Member of Grand National Assembly of Turkey
- In office July 2007 – June 2015

Personal details
- Born: 12 December 1972 (age 53) Van Province
- Party: Justice and Development Party
- Children: 1
- Alma mater: University of Ankara
- Profession: Archeologist, Politician

= Gülşen Orhan =

Turkish politician (born 1970)

Gülşen Orhan Hanım (born December 12, 1970, in Van, Bahçesaray) is an archeologist and Turkish politician. She is a former member of the Grand National Assembly of Turkey and the Chief advisor to the President of the Republic of Turkey.

==Education==
She completed her primary and secondary education in Van Province. She graduated from the University of Ankara, Faculty of Language, History and Geography, Department of Archeology.

==Political career==
In 2007, she was elected the 5th candidate from the Justice and Development Party for Van as one of the 23rd term deputies of the Grand National Assembly of Turkey.
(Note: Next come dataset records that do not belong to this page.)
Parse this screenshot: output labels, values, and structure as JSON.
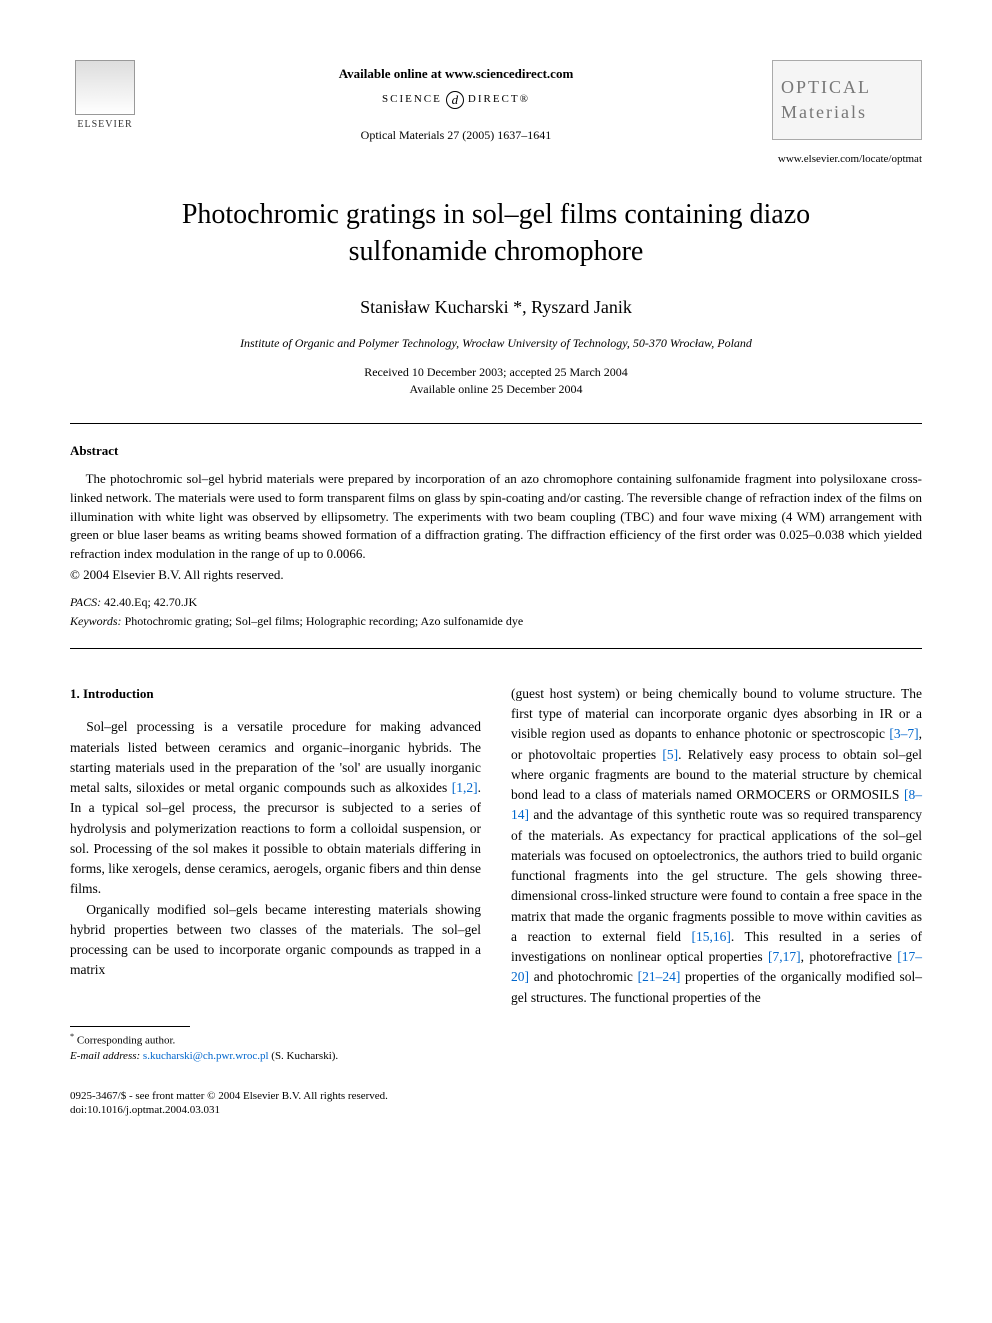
{
  "header": {
    "elsevier_label": "ELSEVIER",
    "available_online": "Available online at www.sciencedirect.com",
    "science_left": "SCIENCE",
    "science_right": "DIRECT®",
    "sd_d": "d",
    "citation": "Optical Materials 27 (2005) 1637–1641",
    "journal_line1": "OPTICAL",
    "journal_line2": "Materials",
    "journal_url": "www.elsevier.com/locate/optmat"
  },
  "title": "Photochromic gratings in sol–gel films containing diazo sulfonamide chromophore",
  "authors": "Stanisław Kucharski *, Ryszard Janik",
  "affiliation": "Institute of Organic and Polymer Technology, Wrocław University of Technology, 50-370 Wrocław, Poland",
  "dates_line1": "Received 10 December 2003; accepted 25 March 2004",
  "dates_line2": "Available online 25 December 2004",
  "abstract": {
    "heading": "Abstract",
    "text": "The photochromic sol–gel hybrid materials were prepared by incorporation of an azo chromophore containing sulfonamide fragment into polysiloxane cross-linked network. The materials were used to form transparent films on glass by spin-coating and/or casting. The reversible change of refraction index of the films on illumination with white light was observed by ellipsometry. The experiments with two beam coupling (TBC) and four wave mixing (4 WM) arrangement with green or blue laser beams as writing beams showed formation of a diffraction grating. The diffraction efficiency of the first order was 0.025–0.038 which yielded refraction index modulation in the range of up to 0.0066.",
    "copyright": "© 2004 Elsevier B.V. All rights reserved."
  },
  "pacs": {
    "label": "PACS:",
    "value": " 42.40.Eq; 42.70.JK"
  },
  "keywords": {
    "label": "Keywords:",
    "value": " Photochromic grating; Sol–gel films; Holographic recording; Azo sulfonamide dye"
  },
  "body": {
    "section_heading": "1. Introduction",
    "left_p1a": "Sol–gel processing is a versatile procedure for making advanced materials listed between ceramics and organic–inorganic hybrids. The starting materials used in the preparation of the 'sol' are usually inorganic metal salts, siloxides or metal organic compounds such as alkoxides ",
    "left_ref1": "[1,2]",
    "left_p1b": ". In a typical sol–gel process, the precursor is subjected to a series of hydrolysis and polymerization reactions to form a colloidal suspension, or sol. Processing of the sol makes it possible to obtain materials differing in forms, like xerogels, dense ceramics, aerogels, organic fibers and thin dense films.",
    "left_p2": "Organically modified sol–gels became interesting materials showing hybrid properties between two classes of the materials. The sol–gel processing can be used to incorporate organic compounds as trapped in a matrix",
    "right_a": "(guest host system) or being chemically bound to volume structure. The first type of material can incorporate organic dyes absorbing in IR or a visible region used as dopants to enhance photonic or spectroscopic ",
    "right_ref1": "[3–7]",
    "right_b": ", or photovoltaic properties ",
    "right_ref2": "[5]",
    "right_c": ". Relatively easy process to obtain sol–gel where organic fragments are bound to the material structure by chemical bond lead to a class of materials named ORMOCERS or ORMOSILS ",
    "right_ref3": "[8–14]",
    "right_d": " and the advantage of this synthetic route was so required transparency of the materials. As expectancy for practical applications of the sol–gel materials was focused on optoelectronics, the authors tried to build organic functional fragments into the gel structure. The gels showing three-dimensional cross-linked structure were found to contain a free space in the matrix that made the organic fragments possible to move within cavities as a reaction to external field ",
    "right_ref4": "[15,16]",
    "right_e": ". This resulted in a series of investigations on nonlinear optical properties ",
    "right_ref5": "[7,17]",
    "right_f": ", photorefractive ",
    "right_ref6": "[17–20]",
    "right_g": " and photochromic ",
    "right_ref7": "[21–24]",
    "right_h": " properties of the organically modified sol–gel structures. The functional properties of the"
  },
  "footnote": {
    "corr": "Corresponding author.",
    "email_label": "E-mail address:",
    "email": "s.kucharski@ch.pwr.wroc.pl",
    "email_name": " (S. Kucharski)."
  },
  "bottom": {
    "line1": "0925-3467/$ - see front matter © 2004 Elsevier B.V. All rights reserved.",
    "line2": "doi:10.1016/j.optmat.2004.03.031"
  }
}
In 2014, She was attacked during a visit to citizens who voted in Müslih Görentaş Primary and Secondary School in Süphan District of Edremit by opposition party supporters during the Presidential voting process in the election centers in Van during the 2014 presidential election.

She was reelected in 2011 and served as the 24th term deputy for Van Province until 2015.

She also served as the general secretary of the Türkiye-Iraq Parliamentary Friendship Group. She speaks Kurdish, English and Persian.

==Family==
She is the daughter of former Bahçesaray (district) Mayor Naci Orhan, and a sister to six siblings, two sisters and four brothers. She got married and gave birth to her only child after high school. Her husband, Abdulmevla Orhan is a civil engineer who died in a car accident in the ninth year of their marriage.